The most common cause of congenital deafness with a dog is pigment-related. Dogs with white coats are often affected by deafness and you commonly see deafness in dogs with white pigmented skin because they carry the piebald gene – the white coat and often blue eyes. Without a particular stem cell, the white dog’s body isn’t able to make a special layer of hearing cells.

Hip Dysplasia:

There is a high rate of hip dysplasia with these dogs and more than 40% of Argentine Dogos have malformed hips. This isn’t a dog ailment to take lightly as it can lead to pain, discomfort and even lameness for your pet.

Skin- and Eye Diseases:

Skin diseases such as red, itchy allergies are also common with these dogs as well as eye diseases.

Caring The Pet

Exercise:

The Dogo Cubano was a large dog, so if he did become used to living in the city, he would have adapted better to life in the country.

He wasn’t a dog requiring too much exercise but he would have needed to go for walks. They were used as guard dogs long ago, and if he had been in existence today, you wouldn’t have been able to include him in your jogging and cycling as he was a dog that could easily overheat.

Diet:

Not all dogs require the same amount of food. Long ago the Dogo Cubano wouldn’t have had the same variety of dog foods available today. Maybe the dog in those days was fed the same kind of food that his owner ate.

Today, if these dogs were still around, they would require the best quality ‘large dog breed’ kibble.

The better the dog food, the more nourishing it is and the healthier the dog is. The Dog Cubano would likely have been a dog that drooled, leaving quite a bit of backwash in the water bowl, so it would have been important to wash out the drinking bowl and to regularly replace it with cool, fresh water.

Brushing and Grooming:

With his short coat, the Argentine Dogo is a low maintenance dog, requiring a good brush twice a week. Its a pure white dog, and wiping him down with a damp cloth can keep his coat looking dazzling white and clean.

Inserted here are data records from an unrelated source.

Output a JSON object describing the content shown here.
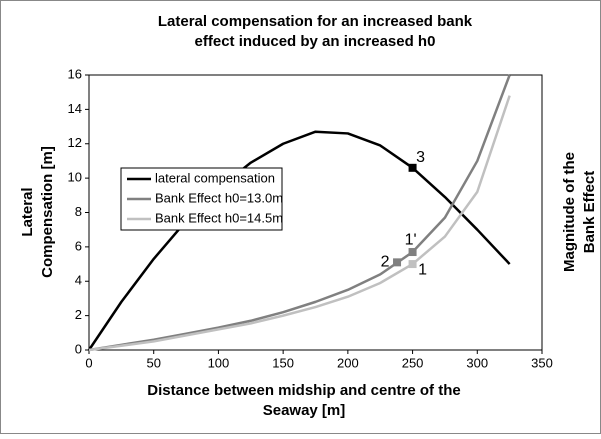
{
  "chart_data": {
    "type": "line",
    "title": [
      "Lateral compensation for an increased bank",
      "effect induced by an increased h0"
    ],
    "xlabel": [
      "Distance between midship and centre of the",
      "Seaway [m]"
    ],
    "ylabel": [
      "Lateral",
      "Compensation [m]"
    ],
    "y2label": [
      "Magnitude of the",
      "Bank Effect"
    ],
    "x": [
      0,
      25,
      50,
      75,
      100,
      125,
      150,
      175,
      200,
      225,
      250,
      275,
      300,
      325
    ],
    "series": [
      {
        "name": "lateral compensation",
        "color": "#000000",
        "values": [
          0,
          2.8,
          5.3,
          7.5,
          9.4,
          10.9,
          12.0,
          12.7,
          12.6,
          11.9,
          10.6,
          8.9,
          7.0,
          5.0
        ]
      },
      {
        "name": "Bank Effect h0=13.0m",
        "color": "#808080",
        "values": [
          0,
          0.3,
          0.6,
          0.95,
          1.3,
          1.7,
          2.2,
          2.8,
          3.5,
          4.4,
          5.7,
          7.7,
          11.0,
          16.0
        ]
      },
      {
        "name": "Bank Effect h0=14.5m",
        "color": "#c0c0c0",
        "values": [
          0,
          0.25,
          0.5,
          0.85,
          1.2,
          1.55,
          2.0,
          2.5,
          3.1,
          3.9,
          5.0,
          6.6,
          9.2,
          14.8
        ]
      }
    ],
    "markers": [
      {
        "label": "3",
        "x": 250,
        "y": 10.6,
        "color": "#000000"
      },
      {
        "label": "1'",
        "x": 250,
        "y": 5.7,
        "color": "#808080"
      },
      {
        "label": "2",
        "x": 238,
        "y": 5.1,
        "color": "#808080"
      },
      {
        "label": "1",
        "x": 250,
        "y": 5.0,
        "color": "#c0c0c0"
      }
    ],
    "xlim": [
      0,
      350
    ],
    "xticks": [
      0,
      50,
      100,
      150,
      200,
      250,
      300,
      350
    ],
    "ylim": [
      0,
      16
    ],
    "yticks": [
      0,
      2,
      4,
      6,
      8,
      10,
      12,
      14,
      16
    ],
    "legend": "center-left"
  }
}
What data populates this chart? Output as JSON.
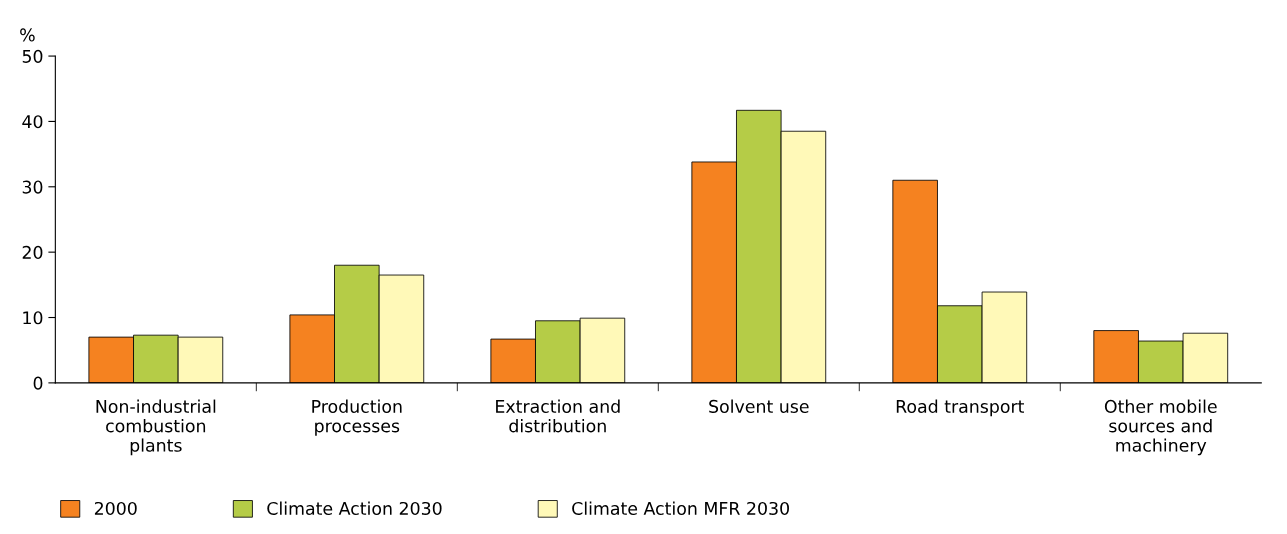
{
  "chart_data": {
    "type": "bar",
    "ylabel": "%",
    "categories": [
      "Non-industrial\ncombustion\nplants",
      "Production\nprocesses",
      "Extraction and\ndistribution",
      "Solvent use",
      "Road transport",
      "Other mobile\nsources and\nmachinery"
    ],
    "series": [
      {
        "name": "2000",
        "color": "#f58220",
        "values": [
          7.0,
          10.4,
          6.7,
          33.8,
          31.0,
          8.0
        ]
      },
      {
        "name": "Climate Action 2030",
        "color": "#b5cc47",
        "values": [
          7.3,
          18.0,
          9.5,
          41.7,
          11.8,
          6.4
        ]
      },
      {
        "name": "Climate Action MFR 2030",
        "color": "#fff9b8",
        "values": [
          7.0,
          16.5,
          9.9,
          38.5,
          13.9,
          7.6
        ]
      }
    ],
    "ylim": [
      0,
      50
    ],
    "yticks": [
      0,
      10,
      20,
      30,
      40,
      50
    ],
    "grid": false,
    "legend": "bottom"
  }
}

Grooming your dog like this gives you a good chance to also check your pet for fleas and ticks and to ensure the skin is free from infection or dryness. You will find that he sheds a bit more in the hotter seasons, but during the colder months it will be wise to bring your pet indoors.

Other areas to consistently check with your dog are his nails – to keep them trimmed, to clean his teeth 2 or 3 times a week with proper canine toothbrush and toothpaste and to check his ears for infection.

Characteristics

The Dogo Cubano was bred to be a guard dog as well as for dog fighting, but this large dog, with training and socialization, no doubt became a loyal and devoted family pet.

It was actually a social dog, being aggressive towards other dogs. He would be described as a dog better suited to a home with older children.

He was protective with his human family but not very active, being too big to be leaping around like other dog breeds. It is a pity that this large dog has disappeared as he had some good qualities.

This big, muscular white dog with his short white coat was once a hunting dog so he is active and energetic. He is also intelligent and courageous, loving his human family and wanting to protect them being a strong characteristic of his.

The Argentine Dogo is social, strong, loyal and devoted and just wants to be part of his human family and all their activities. It is important that he is trained and socialized at an early age because then he is obedient and relaxed around people and pets in the home.